You have minority students at Brown, for example, meeting with the provost and demanding that they be exonerated from any kind of academic expectations, such as showing up for class, because they have to protect their ability to exist on the Brown campus. This rhetoric has become standard. To be a minority on campus, in this view, is to be at actual risk of your life. Note that white male students—heterosexual white male students—are perhaps the most vilified group on campus, and yet they are not demanding safe spaces.

The threat to free speech and the betrayal of the academic mission of rational, civil discourse are, of course, terrifying developments. Those threats, however serious, are not the worst aspect of academic culture today. The worst aspect is the cultivation of racial victimology and the belief in permanent, endemic racism. Even if we were to enforce civil debate, that racial victimology would persist, and it is poisoning our society.

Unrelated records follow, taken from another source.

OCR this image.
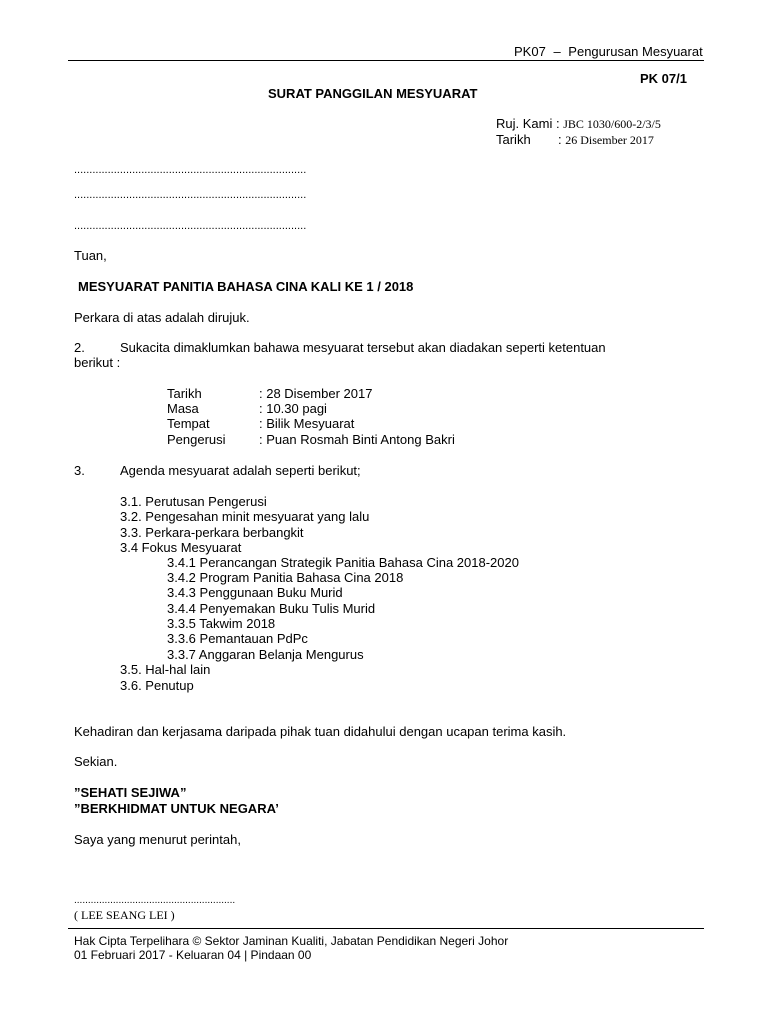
PK07 – Pengurusan Mesyuarat
PK 07/1
SURAT PANGGILAN MESYUARAT
Ruj. Kami : JBC 1030/600-2/3/5
Tarikh : 26 Disember 2017
............................................................................
............................................................................
............................................................................
Tuan,
MESYUARAT PANITIA BAHASA CINA KALI KE 1 / 2018
Perkara di atas adalah dirujuk.
2.	Sukacita dimaklumkan bahawa mesyuarat tersebut akan diadakan seperti ketentuan
berikut :
Tarikh	: 28 Disember 2017
Masa	: 10.30 pagi
Tempat	: Bilik Mesyuarat
Pengerusi	: Puan Rosmah Binti Antong Bakri
3.	Agenda mesyuarat adalah seperti berikut;
3.1. Perutusan Pengerusi
3.2. Pengesahan minit mesyuarat yang lalu
3.3. Perkara-perkara berbangkit
3.4 Fokus Mesyuarat
3.4.1 Perancangan Strategik Panitia Bahasa Cina 2018-2020
3.4.2 Program Panitia Bahasa Cina 2018
3.4.3 Penggunaan Buku Murid
3.4.4 Penyemakan Buku Tulis Murid
3.3.5 Takwim 2018
3.3.6 Pemantauan PdPc
3.3.7 Anggaran Belanja Mengurus
3.5. Hal-hal lain
3.6. Penutup
Kehadiran dan kerjasama daripada pihak tuan didahului dengan ucapan terima kasih.
Sekian.
”SEHATI SEJIWA”
”BERKHIDMAT UNTUK NEGARA’
Saya yang menurut perintah,
..........................................................
( LEE SEANG LEI )
Hak Cipta Terpelihara © Sektor Jaminan Kualiti, Jabatan Pendidikan Negeri Johor
01 Februari 2017 - Keluaran 04 | Pindaan 00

Not to get in the ring with Mac Donald and Furedi, but I suggested in a piece last week in The Hill that another reason students are shouting down speakers is that they are too ill-educated to engage in the kinds of debates once endemic to academia. We often say that they don't like to deal with ideas different from theirs. How about the alternative explanation that they are not prepared to deal with ideas–period–including the sophisticated concept of free speech. Instead of pursuing truth and beauty, they fixate on perceived slights, ever how small (micro-aggressions).